Workload logging pipeline¶
Kubernetes does not persist logs for you. Container logs must be collected and shipped to durable storage.
flowchart LR
APP[Application\nstdout / stderr] --> RT[Container Runtime\n/var/log/containers/]
RT --> COL[Log Collector DaemonSet\nFluent Bit · Vector · Promtail]
COL --> BE[Central Backend\nOpenSearch · Loki · Splunk]
BE --> DASH[Dashboards\nand Alerts]
Common collectors: Fluent Bit (lightweight, widely deployed), Vector (high-performance, flexible), Promtail (Loki ecosystem).
Typical architecture:
- Application writes to stdout and stderr (not log files).
- Container runtime rotates log files under
/var/log/containers/. - Node-level collector DaemonSet tails log files and ships to backend.

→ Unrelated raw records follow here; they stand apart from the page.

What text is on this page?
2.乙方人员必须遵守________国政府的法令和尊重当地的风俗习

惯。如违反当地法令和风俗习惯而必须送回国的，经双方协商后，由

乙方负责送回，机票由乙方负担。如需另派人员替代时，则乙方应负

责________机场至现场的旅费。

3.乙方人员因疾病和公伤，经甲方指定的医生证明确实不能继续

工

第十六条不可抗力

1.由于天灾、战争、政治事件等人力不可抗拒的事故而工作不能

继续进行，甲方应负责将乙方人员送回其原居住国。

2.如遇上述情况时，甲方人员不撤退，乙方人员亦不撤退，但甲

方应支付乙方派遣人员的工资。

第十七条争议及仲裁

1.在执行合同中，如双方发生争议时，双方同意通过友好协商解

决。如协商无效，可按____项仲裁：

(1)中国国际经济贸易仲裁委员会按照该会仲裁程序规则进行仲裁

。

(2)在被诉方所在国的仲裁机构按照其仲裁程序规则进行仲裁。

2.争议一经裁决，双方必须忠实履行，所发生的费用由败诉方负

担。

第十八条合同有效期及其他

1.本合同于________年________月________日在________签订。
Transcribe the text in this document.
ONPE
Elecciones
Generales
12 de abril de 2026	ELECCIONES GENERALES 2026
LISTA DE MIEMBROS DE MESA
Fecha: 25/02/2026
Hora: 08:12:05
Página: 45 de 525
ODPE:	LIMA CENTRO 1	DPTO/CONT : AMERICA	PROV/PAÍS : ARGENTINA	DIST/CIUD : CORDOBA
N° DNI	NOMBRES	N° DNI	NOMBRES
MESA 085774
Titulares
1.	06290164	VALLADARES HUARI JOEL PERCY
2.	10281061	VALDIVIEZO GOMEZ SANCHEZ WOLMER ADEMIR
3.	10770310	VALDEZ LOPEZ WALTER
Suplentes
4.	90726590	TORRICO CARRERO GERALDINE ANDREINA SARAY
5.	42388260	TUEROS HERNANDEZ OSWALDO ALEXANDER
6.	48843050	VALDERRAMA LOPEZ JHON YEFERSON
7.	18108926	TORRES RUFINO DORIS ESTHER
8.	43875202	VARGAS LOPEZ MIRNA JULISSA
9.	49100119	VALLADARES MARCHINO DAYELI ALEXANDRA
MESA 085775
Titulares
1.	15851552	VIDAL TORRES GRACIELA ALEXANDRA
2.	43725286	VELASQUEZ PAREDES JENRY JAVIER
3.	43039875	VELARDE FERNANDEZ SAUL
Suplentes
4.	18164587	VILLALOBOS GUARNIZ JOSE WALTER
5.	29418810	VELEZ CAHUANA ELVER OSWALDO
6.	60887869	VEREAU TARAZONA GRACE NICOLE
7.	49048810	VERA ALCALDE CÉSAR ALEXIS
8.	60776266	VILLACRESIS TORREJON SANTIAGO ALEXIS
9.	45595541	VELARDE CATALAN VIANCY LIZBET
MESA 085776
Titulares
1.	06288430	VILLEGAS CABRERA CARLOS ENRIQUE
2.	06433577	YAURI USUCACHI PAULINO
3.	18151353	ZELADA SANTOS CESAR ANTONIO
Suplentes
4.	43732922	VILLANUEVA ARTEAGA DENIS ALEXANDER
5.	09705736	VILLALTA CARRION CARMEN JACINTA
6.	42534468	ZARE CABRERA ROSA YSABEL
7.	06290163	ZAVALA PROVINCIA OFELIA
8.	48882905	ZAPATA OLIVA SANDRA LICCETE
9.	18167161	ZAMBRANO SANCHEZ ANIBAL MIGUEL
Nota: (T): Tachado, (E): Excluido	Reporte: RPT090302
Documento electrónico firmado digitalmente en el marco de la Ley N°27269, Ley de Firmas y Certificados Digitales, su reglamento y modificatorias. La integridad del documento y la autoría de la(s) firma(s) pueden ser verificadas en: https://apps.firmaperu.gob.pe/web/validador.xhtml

- Central backend stores, indexes, and retains logs.
- Dashboards and alerts consume centralized data.
Incident response value¶
Audit plus workload logs provide full investigation context:
- who changed policy or deployment
- what changed in workload behavior
- when an issue started and how it propagated
Practical controls¶
- set retention by data class and compliance requirements
- sanitize logs to avoid leaking credentials or tokens
- alert on sensitive action patterns, such as repeated secret access denial
- keep clock synchronization healthy across nodes for timeline accuracy
Summary¶
Without audit logging, control plane actions are hard to reconstruct. Without workload logging, runtime failures are hard to explain. Production Kubernetes needs both pipelines running continuously.